William Shakespeare was born at Stratford, on the Avon, April 23, 1564, and was baptized on the 26th. Two months after his birth the plague swept over the pleasant village, carrying off a large part of the inhabitants. The danger that hung over the marvellous infant passed away, and he grew up healthy and strong. His mother, Mary Arden, inherited a large farm at Wilmecote, a mile from Stratford; and his father, John Shakespeare, who held several other pieces of land, was probably an active farmer, raising sheep, and perhaps cattle. The house in which it is said Shakespeare was born is still shown in Henley Street, Stratford—a plain building of timber and plaster, covered with the names of those who have come from every part of the world to visit the dark, narrow room made memorable by the poet's birth.
He had several younger brothers—Gilbert, Richard, Edmund, and a sister Joan—all of whom he aided in his[Pg 738] prosperity. The family in Henley Street was a happy one; and the young Shakespeares and their sister probably wandered in the flowery fields around the Avon, or lived on the farm at Wilmecote, saw the cows milked, and the cattle pastured, and all the changes of rural life. Shakespeare lived among the flowers he describes so well; and in the fine park of Fulbroke, not far off, saw the magnificent oaks, the herds of deer, and the gay troops of huntsmen chasing the poor stag along the forest glade. He must have been a precocious boy, seeing everything around him even in childhood. He is described or painted in later life as having a fair, melancholy, sensitive face, his eyes apparently dark, his hair brown and flowing. His disposition was gentle and benevolent; he won the love even of his foes.
As the son of a farmer he probably had little education. He went for several years to the grammar school at Stratford, and was then perhaps employed on his father's farm. Like Virgil, Horace, Burns, and many other poets, he grew up in the country. Nothing is certainly known of his youth. He was fond of rural sports, and amidst his early labors went no doubt to the country fairs, joined in the Christmas games and May-day dances, and probably when the Earl of Leicester gave the magnificent reception to Queen Elizabeth at Kenilworth, described in Scott's novel, Shakespeare was there among the spectators. He was then a boy of twelve. He could enjoy the plays, games, the pomp and glitter, of that famous festival.
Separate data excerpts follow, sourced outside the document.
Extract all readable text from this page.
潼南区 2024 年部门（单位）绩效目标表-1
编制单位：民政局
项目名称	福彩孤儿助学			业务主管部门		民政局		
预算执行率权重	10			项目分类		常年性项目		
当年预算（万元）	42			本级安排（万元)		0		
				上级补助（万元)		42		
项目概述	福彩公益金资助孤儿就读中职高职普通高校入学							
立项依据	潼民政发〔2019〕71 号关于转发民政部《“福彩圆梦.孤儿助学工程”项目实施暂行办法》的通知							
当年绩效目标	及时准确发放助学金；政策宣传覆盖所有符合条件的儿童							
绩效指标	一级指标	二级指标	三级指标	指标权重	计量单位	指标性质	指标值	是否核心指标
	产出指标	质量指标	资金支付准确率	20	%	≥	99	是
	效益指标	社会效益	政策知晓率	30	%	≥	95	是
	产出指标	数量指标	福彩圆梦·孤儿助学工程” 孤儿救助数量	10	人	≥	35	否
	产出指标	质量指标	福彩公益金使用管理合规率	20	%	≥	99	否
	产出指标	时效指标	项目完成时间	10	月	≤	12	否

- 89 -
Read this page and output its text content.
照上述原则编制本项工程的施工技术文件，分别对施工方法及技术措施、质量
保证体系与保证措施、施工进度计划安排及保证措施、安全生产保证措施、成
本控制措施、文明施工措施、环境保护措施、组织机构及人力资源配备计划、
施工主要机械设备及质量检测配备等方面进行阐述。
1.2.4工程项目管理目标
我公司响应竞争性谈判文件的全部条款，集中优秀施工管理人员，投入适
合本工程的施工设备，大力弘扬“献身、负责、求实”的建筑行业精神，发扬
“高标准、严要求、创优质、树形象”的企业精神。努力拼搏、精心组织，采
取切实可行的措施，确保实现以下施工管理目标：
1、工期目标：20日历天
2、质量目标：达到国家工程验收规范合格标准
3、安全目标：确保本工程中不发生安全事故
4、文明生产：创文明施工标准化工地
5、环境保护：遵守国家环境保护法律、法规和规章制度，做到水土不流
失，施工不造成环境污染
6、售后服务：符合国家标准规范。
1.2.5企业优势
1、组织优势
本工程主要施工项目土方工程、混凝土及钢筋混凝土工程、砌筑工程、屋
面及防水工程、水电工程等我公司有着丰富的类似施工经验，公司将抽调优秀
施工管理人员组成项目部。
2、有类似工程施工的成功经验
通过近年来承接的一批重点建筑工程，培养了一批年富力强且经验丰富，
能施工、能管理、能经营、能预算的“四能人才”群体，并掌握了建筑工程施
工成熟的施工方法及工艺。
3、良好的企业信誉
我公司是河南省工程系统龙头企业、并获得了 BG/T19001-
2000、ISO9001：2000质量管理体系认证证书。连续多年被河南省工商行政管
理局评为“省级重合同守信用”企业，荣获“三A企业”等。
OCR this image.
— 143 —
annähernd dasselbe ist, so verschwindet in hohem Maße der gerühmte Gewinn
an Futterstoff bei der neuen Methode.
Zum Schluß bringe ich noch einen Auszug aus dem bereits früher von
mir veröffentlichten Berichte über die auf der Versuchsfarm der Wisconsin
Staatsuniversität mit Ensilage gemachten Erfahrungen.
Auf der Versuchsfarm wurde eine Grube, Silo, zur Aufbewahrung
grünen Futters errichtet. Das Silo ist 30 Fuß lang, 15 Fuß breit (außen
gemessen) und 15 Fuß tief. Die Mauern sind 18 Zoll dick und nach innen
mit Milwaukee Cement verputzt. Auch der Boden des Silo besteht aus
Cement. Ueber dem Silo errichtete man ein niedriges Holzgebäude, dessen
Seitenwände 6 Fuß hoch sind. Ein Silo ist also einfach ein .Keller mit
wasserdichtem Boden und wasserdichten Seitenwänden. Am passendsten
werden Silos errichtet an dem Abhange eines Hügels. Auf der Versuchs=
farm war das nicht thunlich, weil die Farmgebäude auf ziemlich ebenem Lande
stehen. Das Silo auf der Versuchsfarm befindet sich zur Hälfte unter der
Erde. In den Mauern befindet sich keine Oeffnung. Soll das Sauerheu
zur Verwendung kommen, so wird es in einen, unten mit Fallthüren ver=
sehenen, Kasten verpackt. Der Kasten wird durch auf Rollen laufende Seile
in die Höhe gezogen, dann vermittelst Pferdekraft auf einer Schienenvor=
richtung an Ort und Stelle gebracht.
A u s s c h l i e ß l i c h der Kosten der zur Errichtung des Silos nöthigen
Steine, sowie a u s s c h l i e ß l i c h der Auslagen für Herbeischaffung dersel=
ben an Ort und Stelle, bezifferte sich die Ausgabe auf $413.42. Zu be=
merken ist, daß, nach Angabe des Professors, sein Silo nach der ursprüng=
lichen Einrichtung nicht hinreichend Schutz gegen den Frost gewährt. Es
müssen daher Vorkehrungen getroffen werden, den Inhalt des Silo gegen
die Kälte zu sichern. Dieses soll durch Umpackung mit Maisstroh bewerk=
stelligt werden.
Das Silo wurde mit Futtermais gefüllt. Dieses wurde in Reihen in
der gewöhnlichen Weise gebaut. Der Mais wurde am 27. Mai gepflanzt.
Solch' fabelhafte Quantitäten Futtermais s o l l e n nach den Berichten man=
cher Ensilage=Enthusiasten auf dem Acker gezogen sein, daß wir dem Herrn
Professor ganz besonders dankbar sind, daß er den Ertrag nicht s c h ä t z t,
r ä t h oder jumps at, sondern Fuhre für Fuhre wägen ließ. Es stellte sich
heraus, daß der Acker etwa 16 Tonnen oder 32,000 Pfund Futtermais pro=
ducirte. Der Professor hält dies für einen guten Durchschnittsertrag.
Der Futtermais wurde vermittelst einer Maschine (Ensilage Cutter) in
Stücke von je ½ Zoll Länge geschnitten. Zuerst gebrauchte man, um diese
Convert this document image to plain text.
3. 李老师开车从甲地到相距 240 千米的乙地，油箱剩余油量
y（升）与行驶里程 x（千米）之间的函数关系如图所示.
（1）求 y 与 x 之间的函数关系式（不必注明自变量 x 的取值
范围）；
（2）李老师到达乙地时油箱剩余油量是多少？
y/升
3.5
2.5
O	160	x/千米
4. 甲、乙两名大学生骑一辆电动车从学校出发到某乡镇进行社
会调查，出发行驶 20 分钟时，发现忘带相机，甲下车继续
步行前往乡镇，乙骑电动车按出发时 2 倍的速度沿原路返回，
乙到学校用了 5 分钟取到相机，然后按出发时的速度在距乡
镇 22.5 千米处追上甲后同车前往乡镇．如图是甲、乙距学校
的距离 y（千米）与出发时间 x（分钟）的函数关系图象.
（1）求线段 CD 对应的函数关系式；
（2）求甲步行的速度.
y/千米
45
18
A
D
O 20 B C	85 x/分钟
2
He must have read romances and tales early, like Dickens; he may have amused his little brothers and his sister Joan by repeating to them on winter evenings in the low room in Henley Street the story of the wild castle of Elsinore, or of the venerable Lear and the gentle Cordelia. He was all imagination, and precocious in knowledge; he must have studied when his companions played, and read everything that came in his way. At eighteen he fell in love and married Anne Hathaway, a young lady eight years older than himself. Before he was twenty-one he had three children to maintain, and went up to London to find employment. He remained in obscurity for some years; but at last appears, about 1590, the finest poet and dramatist of all ages.
Shakespeare pursued his career in London as author and theatrical manager for nearly twenty-five years. He was very industrious; he was prudent, but generous; he saved money, and grew wealthy. About 1612 or 1613 he returned to Stratford, where he lived in the best house of the little village, called "New Place." Here he gave a home to his father and mother, and provided liberally for his younger brothers. To his sister Joan he gave the house in Henley Street, which remained in the possession of her descendants until 1820. He may have looked forward to a long and honorable old age, but died in 1616, it is said, on the same day of the year on which he was born. His son Hamnet died long before him. He left two daughters.
His writings teach men to be kind and gentle.